Question

Evaluate the integral using the properties of even and odd functions as an aid. $$ \int_{-2}^{2} x^{2}\left(x^{2}+1\right) d x $$

Short answer

The value of the integral is \(2 \left[\frac{32}{5} + \frac{8}{3}\right]\).

Step-by-step solution

Identify the function type

Check if the given function \(x^{2}(x^{2} + 1)\) is even or odd. We know a function is even if \(f(-x) = f(x)\) for all x in the function's domain. In this case, replacing x by -x, we get \((-x)^{2} ((-x)^{2} + 1) = x^{2}(x^{2} + 1)\). So, the function is even.

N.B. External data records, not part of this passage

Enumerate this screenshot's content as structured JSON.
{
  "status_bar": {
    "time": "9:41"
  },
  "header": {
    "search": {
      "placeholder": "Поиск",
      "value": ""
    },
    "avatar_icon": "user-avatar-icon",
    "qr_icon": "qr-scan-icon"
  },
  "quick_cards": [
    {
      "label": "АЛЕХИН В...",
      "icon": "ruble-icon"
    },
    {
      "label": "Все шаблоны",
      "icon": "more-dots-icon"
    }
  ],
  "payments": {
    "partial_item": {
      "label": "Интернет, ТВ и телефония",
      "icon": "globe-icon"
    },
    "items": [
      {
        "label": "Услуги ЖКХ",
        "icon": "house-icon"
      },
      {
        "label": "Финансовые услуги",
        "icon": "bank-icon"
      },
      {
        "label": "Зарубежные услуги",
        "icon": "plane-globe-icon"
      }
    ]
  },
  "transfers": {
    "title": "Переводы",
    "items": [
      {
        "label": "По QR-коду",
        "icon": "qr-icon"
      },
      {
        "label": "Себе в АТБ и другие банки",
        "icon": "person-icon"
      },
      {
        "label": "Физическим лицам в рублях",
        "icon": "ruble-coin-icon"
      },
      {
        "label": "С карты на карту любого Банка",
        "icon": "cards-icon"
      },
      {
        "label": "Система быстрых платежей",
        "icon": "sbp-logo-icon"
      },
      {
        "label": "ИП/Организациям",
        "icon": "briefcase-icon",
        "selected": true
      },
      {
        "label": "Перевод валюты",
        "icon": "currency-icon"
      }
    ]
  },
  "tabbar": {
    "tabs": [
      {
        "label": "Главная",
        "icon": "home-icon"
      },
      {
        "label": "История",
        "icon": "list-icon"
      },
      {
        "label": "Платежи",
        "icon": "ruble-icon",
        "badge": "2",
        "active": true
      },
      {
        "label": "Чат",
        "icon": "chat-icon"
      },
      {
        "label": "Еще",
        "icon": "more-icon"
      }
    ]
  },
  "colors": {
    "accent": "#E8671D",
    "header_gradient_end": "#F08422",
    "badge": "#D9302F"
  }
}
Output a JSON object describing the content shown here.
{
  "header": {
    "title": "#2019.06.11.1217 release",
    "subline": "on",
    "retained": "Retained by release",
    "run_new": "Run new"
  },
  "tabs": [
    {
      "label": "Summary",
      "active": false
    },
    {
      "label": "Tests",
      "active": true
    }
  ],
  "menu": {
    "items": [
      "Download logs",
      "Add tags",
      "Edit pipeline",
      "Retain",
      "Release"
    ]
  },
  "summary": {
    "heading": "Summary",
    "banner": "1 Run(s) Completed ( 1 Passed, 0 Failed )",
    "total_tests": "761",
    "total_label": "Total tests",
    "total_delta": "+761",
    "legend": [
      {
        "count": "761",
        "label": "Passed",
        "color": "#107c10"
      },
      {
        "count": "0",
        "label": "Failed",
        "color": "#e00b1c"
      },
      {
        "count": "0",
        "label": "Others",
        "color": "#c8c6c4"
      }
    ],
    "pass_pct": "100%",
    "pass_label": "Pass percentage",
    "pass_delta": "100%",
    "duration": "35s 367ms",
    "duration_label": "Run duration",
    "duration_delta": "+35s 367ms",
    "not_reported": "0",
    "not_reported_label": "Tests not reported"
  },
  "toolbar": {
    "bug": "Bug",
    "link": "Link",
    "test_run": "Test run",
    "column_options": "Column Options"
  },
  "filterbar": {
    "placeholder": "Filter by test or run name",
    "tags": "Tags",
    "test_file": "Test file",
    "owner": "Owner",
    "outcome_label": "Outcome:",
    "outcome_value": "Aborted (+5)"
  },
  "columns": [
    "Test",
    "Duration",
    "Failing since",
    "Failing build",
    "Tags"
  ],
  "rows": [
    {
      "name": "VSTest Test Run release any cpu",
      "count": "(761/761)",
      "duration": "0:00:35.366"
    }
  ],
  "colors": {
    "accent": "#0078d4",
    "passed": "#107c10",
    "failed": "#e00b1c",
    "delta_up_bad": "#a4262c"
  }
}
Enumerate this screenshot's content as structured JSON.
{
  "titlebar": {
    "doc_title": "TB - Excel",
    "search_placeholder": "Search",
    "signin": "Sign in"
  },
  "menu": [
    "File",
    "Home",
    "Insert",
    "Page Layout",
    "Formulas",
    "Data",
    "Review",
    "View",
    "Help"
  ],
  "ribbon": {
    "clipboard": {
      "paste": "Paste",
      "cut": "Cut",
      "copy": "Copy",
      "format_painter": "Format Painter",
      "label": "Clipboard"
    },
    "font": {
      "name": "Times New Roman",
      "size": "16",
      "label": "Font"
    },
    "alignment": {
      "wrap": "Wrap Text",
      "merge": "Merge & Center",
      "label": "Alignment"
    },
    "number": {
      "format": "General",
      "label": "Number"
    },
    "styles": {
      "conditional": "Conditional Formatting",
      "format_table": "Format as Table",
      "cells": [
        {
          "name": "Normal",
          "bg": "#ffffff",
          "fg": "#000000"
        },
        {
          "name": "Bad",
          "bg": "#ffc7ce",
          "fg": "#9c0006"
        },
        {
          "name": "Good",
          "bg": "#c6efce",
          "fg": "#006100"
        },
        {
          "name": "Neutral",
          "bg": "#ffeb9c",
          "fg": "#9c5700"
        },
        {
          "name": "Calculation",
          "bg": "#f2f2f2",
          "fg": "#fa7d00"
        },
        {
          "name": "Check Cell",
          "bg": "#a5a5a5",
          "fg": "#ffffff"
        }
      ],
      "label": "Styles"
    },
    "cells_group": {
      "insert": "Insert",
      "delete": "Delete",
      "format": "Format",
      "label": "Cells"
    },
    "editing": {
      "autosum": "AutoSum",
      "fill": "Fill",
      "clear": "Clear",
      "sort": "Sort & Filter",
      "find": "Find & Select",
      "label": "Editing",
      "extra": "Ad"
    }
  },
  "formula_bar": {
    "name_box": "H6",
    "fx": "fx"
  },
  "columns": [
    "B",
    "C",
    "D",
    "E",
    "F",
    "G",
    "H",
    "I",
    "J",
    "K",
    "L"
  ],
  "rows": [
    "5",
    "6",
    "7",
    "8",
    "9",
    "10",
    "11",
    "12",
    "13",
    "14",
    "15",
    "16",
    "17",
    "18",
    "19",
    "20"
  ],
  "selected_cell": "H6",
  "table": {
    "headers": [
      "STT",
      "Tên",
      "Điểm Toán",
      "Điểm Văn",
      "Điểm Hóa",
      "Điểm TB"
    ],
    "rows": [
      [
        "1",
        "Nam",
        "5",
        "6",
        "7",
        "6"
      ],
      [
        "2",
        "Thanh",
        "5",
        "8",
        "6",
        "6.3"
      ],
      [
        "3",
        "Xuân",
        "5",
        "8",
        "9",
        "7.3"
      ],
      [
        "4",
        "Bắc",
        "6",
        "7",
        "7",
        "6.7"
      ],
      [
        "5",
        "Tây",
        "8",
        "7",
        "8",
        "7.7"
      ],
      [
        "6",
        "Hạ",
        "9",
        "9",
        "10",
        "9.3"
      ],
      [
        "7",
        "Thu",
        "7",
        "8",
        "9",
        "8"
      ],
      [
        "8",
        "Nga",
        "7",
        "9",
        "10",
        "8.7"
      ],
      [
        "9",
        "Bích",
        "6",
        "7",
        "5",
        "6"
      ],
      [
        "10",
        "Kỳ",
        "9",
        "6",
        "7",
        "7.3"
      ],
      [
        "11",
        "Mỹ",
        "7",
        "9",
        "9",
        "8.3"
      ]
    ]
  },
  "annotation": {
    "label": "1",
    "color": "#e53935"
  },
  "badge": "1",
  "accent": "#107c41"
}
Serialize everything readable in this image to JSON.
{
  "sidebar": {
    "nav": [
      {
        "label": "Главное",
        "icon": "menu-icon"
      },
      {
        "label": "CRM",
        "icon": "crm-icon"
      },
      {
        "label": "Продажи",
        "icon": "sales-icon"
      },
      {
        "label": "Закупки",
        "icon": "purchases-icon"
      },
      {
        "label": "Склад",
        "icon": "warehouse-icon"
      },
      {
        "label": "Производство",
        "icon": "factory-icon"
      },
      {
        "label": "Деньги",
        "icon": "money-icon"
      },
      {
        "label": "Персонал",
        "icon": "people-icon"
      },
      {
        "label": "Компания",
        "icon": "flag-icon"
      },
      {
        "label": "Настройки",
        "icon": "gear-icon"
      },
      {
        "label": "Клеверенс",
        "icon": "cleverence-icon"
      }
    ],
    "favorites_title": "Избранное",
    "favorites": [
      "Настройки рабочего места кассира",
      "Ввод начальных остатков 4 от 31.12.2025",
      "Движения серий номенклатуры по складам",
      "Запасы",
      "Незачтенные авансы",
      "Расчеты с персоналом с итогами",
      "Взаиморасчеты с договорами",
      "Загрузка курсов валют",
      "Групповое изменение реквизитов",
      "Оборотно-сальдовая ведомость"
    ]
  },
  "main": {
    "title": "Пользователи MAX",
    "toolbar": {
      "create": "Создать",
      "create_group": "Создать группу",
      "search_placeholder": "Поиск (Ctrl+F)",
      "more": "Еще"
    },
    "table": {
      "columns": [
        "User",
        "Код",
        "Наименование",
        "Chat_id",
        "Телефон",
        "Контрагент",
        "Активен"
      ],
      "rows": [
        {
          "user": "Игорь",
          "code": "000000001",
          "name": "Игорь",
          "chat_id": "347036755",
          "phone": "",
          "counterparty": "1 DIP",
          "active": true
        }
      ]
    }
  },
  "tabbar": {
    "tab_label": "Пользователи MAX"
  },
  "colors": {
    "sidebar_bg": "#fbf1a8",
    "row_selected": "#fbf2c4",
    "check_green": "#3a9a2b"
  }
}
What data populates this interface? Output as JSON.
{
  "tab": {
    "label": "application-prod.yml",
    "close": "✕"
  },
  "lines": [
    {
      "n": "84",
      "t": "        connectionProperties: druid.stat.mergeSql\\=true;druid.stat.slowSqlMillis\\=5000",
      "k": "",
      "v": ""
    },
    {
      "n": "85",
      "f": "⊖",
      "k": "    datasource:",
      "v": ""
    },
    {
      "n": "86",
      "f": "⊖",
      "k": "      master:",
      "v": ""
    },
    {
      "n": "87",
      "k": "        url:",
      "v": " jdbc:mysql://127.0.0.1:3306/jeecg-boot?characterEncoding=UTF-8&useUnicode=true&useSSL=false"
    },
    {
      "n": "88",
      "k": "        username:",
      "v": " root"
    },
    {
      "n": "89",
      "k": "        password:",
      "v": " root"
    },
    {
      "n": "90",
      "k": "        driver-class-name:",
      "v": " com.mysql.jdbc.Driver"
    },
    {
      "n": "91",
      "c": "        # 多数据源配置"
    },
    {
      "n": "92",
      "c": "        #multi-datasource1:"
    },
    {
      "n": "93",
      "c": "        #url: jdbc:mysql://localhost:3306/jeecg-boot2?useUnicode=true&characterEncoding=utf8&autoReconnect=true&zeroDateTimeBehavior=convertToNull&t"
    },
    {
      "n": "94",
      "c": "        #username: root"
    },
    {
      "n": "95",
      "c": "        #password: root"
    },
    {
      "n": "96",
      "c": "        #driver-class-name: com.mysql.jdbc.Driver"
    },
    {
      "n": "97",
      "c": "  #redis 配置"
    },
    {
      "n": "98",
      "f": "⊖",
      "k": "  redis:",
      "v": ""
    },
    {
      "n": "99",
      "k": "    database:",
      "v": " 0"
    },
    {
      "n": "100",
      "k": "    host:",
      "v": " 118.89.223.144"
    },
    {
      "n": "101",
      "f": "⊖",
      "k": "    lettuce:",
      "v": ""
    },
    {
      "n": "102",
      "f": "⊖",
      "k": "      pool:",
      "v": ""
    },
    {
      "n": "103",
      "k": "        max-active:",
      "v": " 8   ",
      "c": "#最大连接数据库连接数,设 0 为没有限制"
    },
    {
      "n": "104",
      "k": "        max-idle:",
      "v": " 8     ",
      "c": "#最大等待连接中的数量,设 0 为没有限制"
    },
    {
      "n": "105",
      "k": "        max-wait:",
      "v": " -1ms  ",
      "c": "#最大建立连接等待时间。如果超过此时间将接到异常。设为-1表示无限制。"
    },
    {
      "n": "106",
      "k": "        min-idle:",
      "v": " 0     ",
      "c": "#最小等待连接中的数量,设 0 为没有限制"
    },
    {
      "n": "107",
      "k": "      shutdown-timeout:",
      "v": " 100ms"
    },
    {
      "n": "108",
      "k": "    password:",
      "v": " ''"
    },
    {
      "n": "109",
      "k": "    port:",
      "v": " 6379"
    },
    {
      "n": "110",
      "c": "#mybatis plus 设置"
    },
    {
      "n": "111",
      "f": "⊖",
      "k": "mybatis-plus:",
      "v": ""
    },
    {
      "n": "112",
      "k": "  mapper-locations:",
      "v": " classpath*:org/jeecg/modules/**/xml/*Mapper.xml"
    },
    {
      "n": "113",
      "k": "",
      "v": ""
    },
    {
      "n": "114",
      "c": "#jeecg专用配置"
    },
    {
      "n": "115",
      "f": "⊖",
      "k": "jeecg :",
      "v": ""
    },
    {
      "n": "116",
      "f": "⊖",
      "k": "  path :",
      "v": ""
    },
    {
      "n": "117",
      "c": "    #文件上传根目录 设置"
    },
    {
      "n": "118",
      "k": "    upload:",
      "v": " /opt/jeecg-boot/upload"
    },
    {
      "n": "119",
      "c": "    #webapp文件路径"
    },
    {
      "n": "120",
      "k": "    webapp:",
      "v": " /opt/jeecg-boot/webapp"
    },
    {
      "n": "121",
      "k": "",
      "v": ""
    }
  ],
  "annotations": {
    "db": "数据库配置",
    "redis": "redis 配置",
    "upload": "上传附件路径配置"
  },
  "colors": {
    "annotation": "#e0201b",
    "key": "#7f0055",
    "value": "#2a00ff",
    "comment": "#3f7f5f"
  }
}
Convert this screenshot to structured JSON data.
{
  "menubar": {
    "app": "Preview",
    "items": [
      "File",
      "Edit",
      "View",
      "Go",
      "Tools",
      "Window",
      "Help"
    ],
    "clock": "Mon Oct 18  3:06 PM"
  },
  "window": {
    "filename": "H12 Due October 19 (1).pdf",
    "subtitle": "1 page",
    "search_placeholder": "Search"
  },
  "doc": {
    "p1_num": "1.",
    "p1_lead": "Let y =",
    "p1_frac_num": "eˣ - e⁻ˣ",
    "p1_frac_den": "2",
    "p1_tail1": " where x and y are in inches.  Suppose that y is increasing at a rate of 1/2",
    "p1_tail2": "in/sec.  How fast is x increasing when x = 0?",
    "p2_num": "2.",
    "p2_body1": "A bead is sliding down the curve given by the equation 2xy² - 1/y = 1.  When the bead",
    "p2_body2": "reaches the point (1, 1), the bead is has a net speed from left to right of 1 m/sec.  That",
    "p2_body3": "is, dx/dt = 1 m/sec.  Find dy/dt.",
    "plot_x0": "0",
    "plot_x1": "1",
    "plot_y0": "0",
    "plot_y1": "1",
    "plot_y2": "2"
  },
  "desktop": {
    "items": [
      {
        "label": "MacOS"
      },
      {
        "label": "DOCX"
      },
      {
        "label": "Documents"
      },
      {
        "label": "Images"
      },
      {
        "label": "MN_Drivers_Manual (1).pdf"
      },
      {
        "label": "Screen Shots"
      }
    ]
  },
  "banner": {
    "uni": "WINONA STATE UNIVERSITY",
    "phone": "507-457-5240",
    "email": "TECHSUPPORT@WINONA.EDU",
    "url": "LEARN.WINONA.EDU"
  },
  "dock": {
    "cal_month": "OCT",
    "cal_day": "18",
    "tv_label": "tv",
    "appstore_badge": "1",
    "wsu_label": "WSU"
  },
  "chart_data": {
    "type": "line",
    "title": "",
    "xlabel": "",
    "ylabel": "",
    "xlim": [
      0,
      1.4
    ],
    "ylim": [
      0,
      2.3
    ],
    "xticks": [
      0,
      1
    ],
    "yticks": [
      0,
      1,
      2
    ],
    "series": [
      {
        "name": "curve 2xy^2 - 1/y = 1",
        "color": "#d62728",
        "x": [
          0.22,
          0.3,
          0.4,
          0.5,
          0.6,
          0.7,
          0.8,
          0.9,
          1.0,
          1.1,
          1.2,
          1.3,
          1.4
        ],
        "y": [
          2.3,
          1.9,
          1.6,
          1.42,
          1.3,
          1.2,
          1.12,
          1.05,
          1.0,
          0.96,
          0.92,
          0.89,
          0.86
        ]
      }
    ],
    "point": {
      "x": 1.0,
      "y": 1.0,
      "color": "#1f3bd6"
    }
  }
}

Apply the property of the definite integral of an even function

As it's an even function, the integral between -a and a simplifies to twice the integral from 0 to a. Hence, we have\[\int_{-2}^{2} x^{2} (x^{2} + 1) \, dx = 2\int_{0}^{2} x^{2}(x^{2} + 1) \, dx\]

Compute the integral

Finally, compute the integral \[2\int_{0}^{2} x^{2}(x^{2} + 1) \, dx\]By expanding and applying the power rule for integration (the integral of \(x^n\) is \(\frac{1}{n+1}x^{n+1}\)), we get\[2 \left[\frac{x^5}{5} + \frac{x^3}{3} \right]_0^2\]

Evaluate the integral at the limits

Evaluate the integral at limits 0 and 2. \[= 2 \left[\frac{2^5}{5} + \frac{2^3}{3} \right] - 2 \left[\frac{0^5}{5} + \frac{0^3}{3} \right] = 2 \left[\frac{32}{5} + \frac{8}{3}\right]\]